The notion of legalization reached the Arizona State Legislature this year, though two Democratic bills on the subject have gone nowhere.
HB 2474, introduced by Rep. Mark A. Cardenas, D-Phoenix, would make marijuana possession a petty offense. HB 2558, introduced by Rep. Ruben Gallego, D-Phoenix, would legalize the recreational use of marijuana.
Gallego said drug war has failed and that recreational use of marijuana is no different than drinking alcohol.
“If we really want to stop addiction and the drug cartels then we have to look at this and fight this in a different way,” he said.
Gallego said marijuana will eventually be legalized, most likely through a ballot initiative.

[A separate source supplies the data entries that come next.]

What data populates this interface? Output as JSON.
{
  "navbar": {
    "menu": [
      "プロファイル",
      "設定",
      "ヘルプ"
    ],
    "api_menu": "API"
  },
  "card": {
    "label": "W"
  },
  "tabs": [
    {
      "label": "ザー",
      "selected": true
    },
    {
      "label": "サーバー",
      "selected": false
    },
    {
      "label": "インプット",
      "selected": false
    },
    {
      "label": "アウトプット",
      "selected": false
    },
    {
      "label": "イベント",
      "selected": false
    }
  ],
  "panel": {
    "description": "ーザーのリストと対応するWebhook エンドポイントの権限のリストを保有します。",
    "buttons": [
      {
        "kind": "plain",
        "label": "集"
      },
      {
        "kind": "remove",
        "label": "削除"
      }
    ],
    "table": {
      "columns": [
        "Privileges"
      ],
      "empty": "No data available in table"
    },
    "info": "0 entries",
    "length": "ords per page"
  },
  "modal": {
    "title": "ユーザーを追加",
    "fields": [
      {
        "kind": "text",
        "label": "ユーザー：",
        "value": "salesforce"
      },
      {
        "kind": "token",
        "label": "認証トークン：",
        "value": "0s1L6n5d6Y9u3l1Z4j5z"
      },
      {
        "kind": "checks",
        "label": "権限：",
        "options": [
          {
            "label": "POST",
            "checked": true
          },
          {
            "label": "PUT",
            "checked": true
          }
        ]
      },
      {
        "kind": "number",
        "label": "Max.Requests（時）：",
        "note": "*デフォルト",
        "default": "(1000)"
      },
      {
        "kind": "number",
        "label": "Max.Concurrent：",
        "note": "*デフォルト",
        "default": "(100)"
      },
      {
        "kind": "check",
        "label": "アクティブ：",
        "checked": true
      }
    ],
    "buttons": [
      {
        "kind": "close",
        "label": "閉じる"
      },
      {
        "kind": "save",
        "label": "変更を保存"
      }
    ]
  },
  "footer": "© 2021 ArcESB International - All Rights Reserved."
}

Maricopa County Attorney Bill Montgomery said trying to follow Colorado and Washington’s lead so soon wouldn’t be smart.
“It’s a reckless policy, and it’s born either out of ignorance or indifference to the impact to the community and to our youth and public safety,” he said.
Montgomery said claims that legalizing marijuana wouldn’t harm the community are false.
“It’s going to impact quality of life, health care, economic competitiveness and labor productivity in the long run,” he said.
Tony Ryan, a retired Denver police officer and member of Law Enforcement Against Prohibition, said he never had a problem with marijuana users in his 36 years in law enforcement. He now lives in Arizona.
“We didn’t get calls about somebody getting high and beating up their wife like happens with alcohol,” he said. “Marijuana people don’t cause trouble.”
But Carolyn Short, chairwoman for Keep AZ Drug Free, said legalizing marijuana would give kids the idea that marijuana is safe when medical studies indicate that it isn’t.
“We know that marijuana use is associated with schizophrenia, respiratory disease, cardiac disease and both temporary and long-term decreased brain function,” she said.
Safer Arizona has until July 3 to get the 259,213 signatures needed to get marijuana legalization on this year’s ballot. If it fails, the Washington, D.C.-based Marijuana Policy Project, which was behind the effort to bring medical marijuana to Arizona, is gearing up for campaign here in 2016, when a presidential election will boost voter turnout.
Whether legalization is on the ballot this year or in 2016, Cecil said he will keep advocating for the recreational use of the drug.
“Somebody has to be the voice of reason and the voice of what voters want,” he said.